Monday through Friday is fraught with drama. Whether it’s trying to set up a last minute live shot, or getting into a Twitter debate over political tactics. Drama is inescapable during the week.
My big battle is trying to tell Republicans in this state that they need to come up with something better than tying state Democrats to Obama.
Yes, this state is in the shape it’s in because of the kinds of Democrats the residents have elected here over the last 100 years, but that hasn’t exactly prevented these people from putting the same people back in office. They’re either extremely stupid, or they don’t care. I think it’s because they don’t care.
Democrats have a 2-1 advantage over Republicans here, though both parties have seen their ranks diminish as people escape for independent status. Why? Because both parties suck in this state. And I don’t see that changing anytime soon.
Republicans he would much rather make snarky comments about Democratic elected leaders. These things they do are funny for sure, but how do these things get you voters?

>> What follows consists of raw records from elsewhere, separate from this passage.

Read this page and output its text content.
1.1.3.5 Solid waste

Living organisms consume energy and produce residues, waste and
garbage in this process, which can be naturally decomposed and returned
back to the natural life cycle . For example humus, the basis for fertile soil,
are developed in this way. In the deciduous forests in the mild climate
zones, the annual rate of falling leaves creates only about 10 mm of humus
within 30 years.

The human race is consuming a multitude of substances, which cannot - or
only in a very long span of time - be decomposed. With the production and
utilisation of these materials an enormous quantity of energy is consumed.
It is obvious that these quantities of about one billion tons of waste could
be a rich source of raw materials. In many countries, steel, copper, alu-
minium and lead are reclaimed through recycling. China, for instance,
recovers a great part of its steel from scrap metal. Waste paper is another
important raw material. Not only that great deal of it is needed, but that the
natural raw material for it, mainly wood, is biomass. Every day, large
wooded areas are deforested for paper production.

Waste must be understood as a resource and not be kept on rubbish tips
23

There are seriously problems in this state, and the longer I live here the more a realize that neither party is actually committed to making things better here. If I want to see battles between two sides that include snarky one-liners, then the originally G.I. Joe cartoon is in Netflix. I’ll just watch that.
Speaking of streaming, I hate SNL anymore, but I did like last night’s episode with Mick Jagger. Worth it to see The Arcade Fire perform, including covering Ruby Tuesday for Kristin Wiig’s goodbye skit.